Jurisprudentie
AA5823
Datum uitspraak2000-05-17
RechtsgebiedPersonen-en familierecht
Soort ProcedureEerste aanleg - enkelvoudig
Instantie naamRechtbank Leeuwarden
Zaaknummers38452
Statusgepubliceerd
RechtsgebiedPersonen-en familierecht
Soort ProcedureEerste aanleg - enkelvoudig
Instantie naamRechtbank Leeuwarden
Zaaknummers38452
Statusgepubliceerd
Uitspraak
ECHTSCHEIDING C.A.
BESCHIKKING
van de arrondissementsrechtbank te Leeuwarden, enkelvoudige familiekamer, in de zaak van:
[de man] ,
wonende te Harkema,
hierna ook te noemen de man,
procureur mr. I.M. Verhaar,
tegen
[de vrouw],
wonende te Harkema,
hierna ook te noemen de vrouw,
niet in rechte verschenen.
PROCESGANG
De man heeft de rechtbank verzocht tussen de echtgenoten voornoemd de echtscheiding uit te spreken. Er is door de man ook een nevenvoorziening gevraagd.

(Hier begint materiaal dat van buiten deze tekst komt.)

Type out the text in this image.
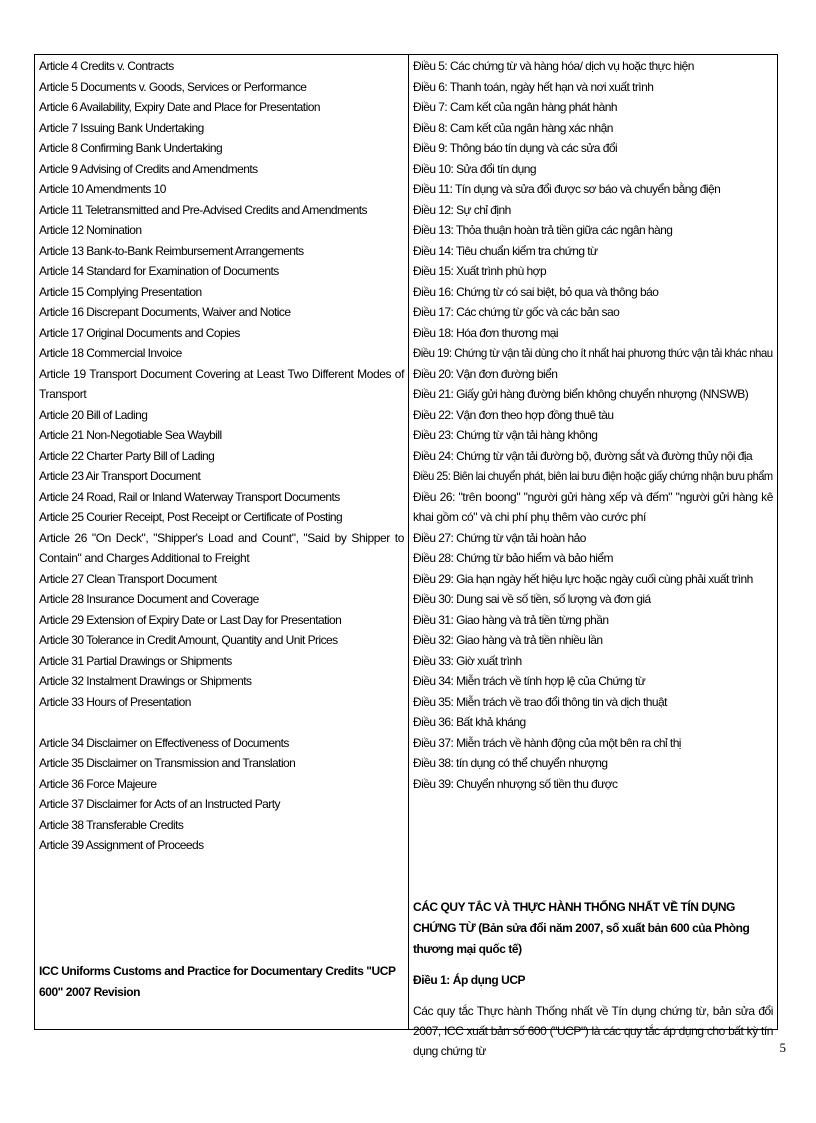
Article 4 Credits v. Contracts
Article 5 Documents v. Goods, Services or Performance
Article 6 Availability, Expiry Date and Place for Presentation
Article 7 Issuing Bank Undertaking
Article 8 Confirming Bank Undertaking
Article 9 Advising of Credits and Amendments
Article 10 Amendments 10
Article 11 Teletransmitted and Pre-Advised Credits and Amendments
Article 12 Nomination
Article 13 Bank-to-Bank Reimbursement Arrangements
Article 14 Standard for Examination of Documents
Article 15 Complying Presentation
Article 16 Discrepant Documents, Waiver and Notice
Article 17 Original Documents and Copies
Article 18 Commercial Invoice
Article 19 Transport Document Covering at Least Two Different Modes of Transport
Article 20 Bill of Lading
Article 21 Non-Negotiable Sea Waybill
Article 22 Charter Party Bill of Lading
Article 23 Air Transport Document
Article 24 Road, Rail or Inland Waterway Transport Documents
Article 25 Courier Receipt, Post Receipt or Certificate of Posting
Article 26 "On Deck", "Shipper's Load and Count", "Said by Shipper to Contain" and Charges Additional to Freight
Article 27 Clean Transport Document
Article 28 Insurance Document and Coverage
Article 29 Extension of Expiry Date or Last Day for Presentation
Article 30 Tolerance in Credit Amount, Quantity and Unit Prices
Article 31 Partial Drawings or Shipments
Article 32 Instalment Drawings or Shipments
Article 33 Hours of Presentation
Article 34 Disclaimer on Effectiveness of Documents
Article 35 Disclaimer on Transmission and Translation
Article 36 Force Majeure
Article 37 Disclaimer for Acts of an Instructed Party
Article 38 Transferable Credits
Article 39 Assignment of Proceeds
ICC Uniforms Customs and Practice for Documentary Credits "UCP 600" 2007 Revision
Điều 5: Các chứng từ và hàng hóa/ dịch vụ hoặc thực hiện
Điều 6: Thanh toán, ngày hết hạn và nơi xuất trình
Điều 7: Cam kết của ngân hàng phát hành
Điều 8: Cam kết của ngân hàng xác nhận
Điều 9: Thông báo tín dụng và các sửa đổi
Điều 10: Sửa đổi tín dụng
Điều 11: Tín dụng và sửa đổi được sơ báo và chuyển bằng điện
Điều 12: Sự chỉ định
Điều 13: Thỏa thuận hoàn trả tiền giữa các ngân hàng
Điều 14: Tiêu chuẩn kiểm tra chứng từ
Điều 15: Xuất trình phù hợp
Điều 16: Chứng từ có sai biệt, bỏ qua và thông báo
Điều 17: Các chứng từ gốc và các bản sao
Điều 18: Hóa đơn thương mại
Điều 19: Chứng từ vận tải dùng cho ít nhất hai phương thức vận tải khác nhau
Điều 20: Vận đơn đường biển
Điều 21: Giấy gửi hàng đường biển không chuyển nhượng (NNSWB)
Điều 22: Vận đơn theo hợp đồng thuê tàu
Điều 23: Chứng từ vận tải hàng không
Điều 24: Chứng từ vận tải đường bộ, đường sắt và đường thủy nội địa
Điều 25: Biên lai chuyển phát, biên lai bưu điện hoặc giấy chứng nhận bưu phẩm
Điều 26: "trên boong" "người gửi hàng xếp và đếm" "người gửi hàng kê khai gồm có" và chi phí phụ thêm vào cước phí
Điều 27: Chứng từ vận tải hoàn hảo
Điều 28: Chứng từ bảo hiểm và bảo hiểm
Điều 29: Gia hạn ngày hết hiệu lực hoặc ngày cuối cùng phải xuất trình
Điều 30: Dung sai về số tiền, số lượng và đơn giá
Điều 31: Giao hàng và trả tiền từng phần
Điều 32: Giao hàng và trả tiền nhiều lần
Điều 33: Giờ xuất trình
Điều 34: Miễn trách về tính hợp lệ của Chứng từ
Điều 35: Miễn trách về trao đổi thông tin và dịch thuật
Điều 36: Bất khả kháng
Điều 37: Miễn trách về hành động của một bên ra chỉ thị
Điều 38: tín dụng có thể chuyển nhượng
Điều 39: Chuyển nhượng số tiền thu được
CÁC QUY TẮC VÀ THỰC HÀNH THỐNG NHẤT VỀ TÍN DỤNG CHỨNG TỪ (Bản sửa đổi năm 2007, số xuất bản 600 của Phòng thương mại quốc tế)
Điều 1: Áp dụng UCP
Các quy tắc Thực hành Thống nhất về Tín dụng chứng từ, bản sửa đổi 2007, ICC xuất bản số 600 ("UCP") là các quy tắc áp dụng cho bất kỳ tín dụng chứng từ	5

Aan de rechtbank is gevraagd het echtscheidingsconvenant in deze beschikking op te nemen.
De vrouw heeft binnen de daarvoor gestelde termijn geen verweerschrift ingediend.
RECHTSOVERWEGINGEN
Gelet op de aanwezige bescheiden overweegt de rechtbank als volgt.
Vast staat:
de echtgenoten zijn met elkaar gehuwd in algehele gemeenschap van goederen;
zij zijn Nederlanders;
hun huwelijk is duurzaam ontwricht;
zij oefenen het ouderlijk gezag uit over de in het verzoekschrift genoemde minderjarige.
Het verzoek tot echtscheiding is als niet onrechtmatig of ongegrond toewijsbaar.
De echtgenoten hebben de gevolgen van de ontbinding van hun huwelijk geregeld in een door hen ondertekend echtscheidingsconvenant. De rechtbank is gevraagd dit convenant op te nemen in deze beschikking. Nu het hier een verzoek betreft dat voldoende samenhang vertoont met het scheidingsverzoek en behandeling in het kader van deze procedure niet tot vertraging daarvan leidt, acht de rechtbank het verzoek voor toewijzing vatbaar.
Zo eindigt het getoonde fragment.